How about Now the great bear, from Peter Grimes at around 2:36 here 

3 6 Great Bear Vickers - YouTube


----------



## Mandryka (Feb 22, 2013)

.


----------



## Couchie (Dec 9, 2010)

"Time standing still" is often attributed to Wagner's music, often not as a compliment.

However, in Parsifal Act II time really does seem to grind to a halt. Kundry casts a spell over us which we awaken from only when Klingsor makes his abrupt appearance towards the end of the act, drawing it to a quick conclusion. When Act III arrives, and Parisfal arrives at the Grail Castle, it really feels like we are in a land beyond time; "where time turns into space".


----------



## Lisztianwagner (2 mo ago)

Couchie said:


> However, in Parsifal Act II time really does seem to grind to a halt. Kundry casts a spell over us which we awaken from only when Klingsor makes his abrupt appearance towards the end of the act, drawing it to a quick conclusion.
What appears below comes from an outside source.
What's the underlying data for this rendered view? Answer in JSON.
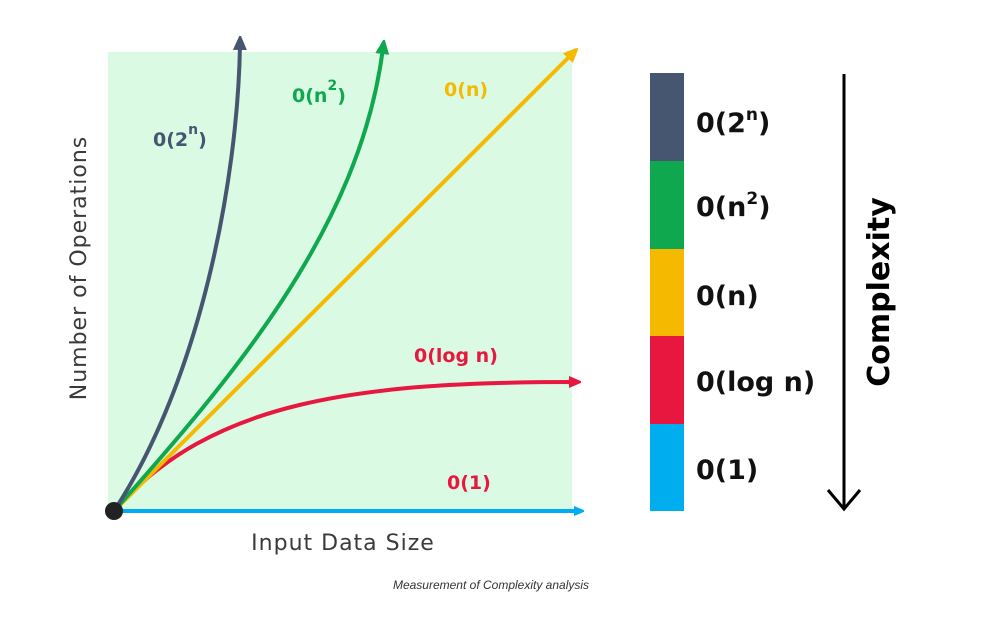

When Act III arrives, and Parisfal arrives at the Grail Castle, it really feels like we are in a land beyond time; "where time turns into space".


I quote every word.


----------



## Mandryka (Feb 22, 2013)

Im not sure about De Tijd, @RICK RIEKERT . It’s as if you can only have the effect of time standing when harmonic motion has been firmly established. You can’t have a piece of music which makes time stands still for its whole length - like waving a magic wand.


----------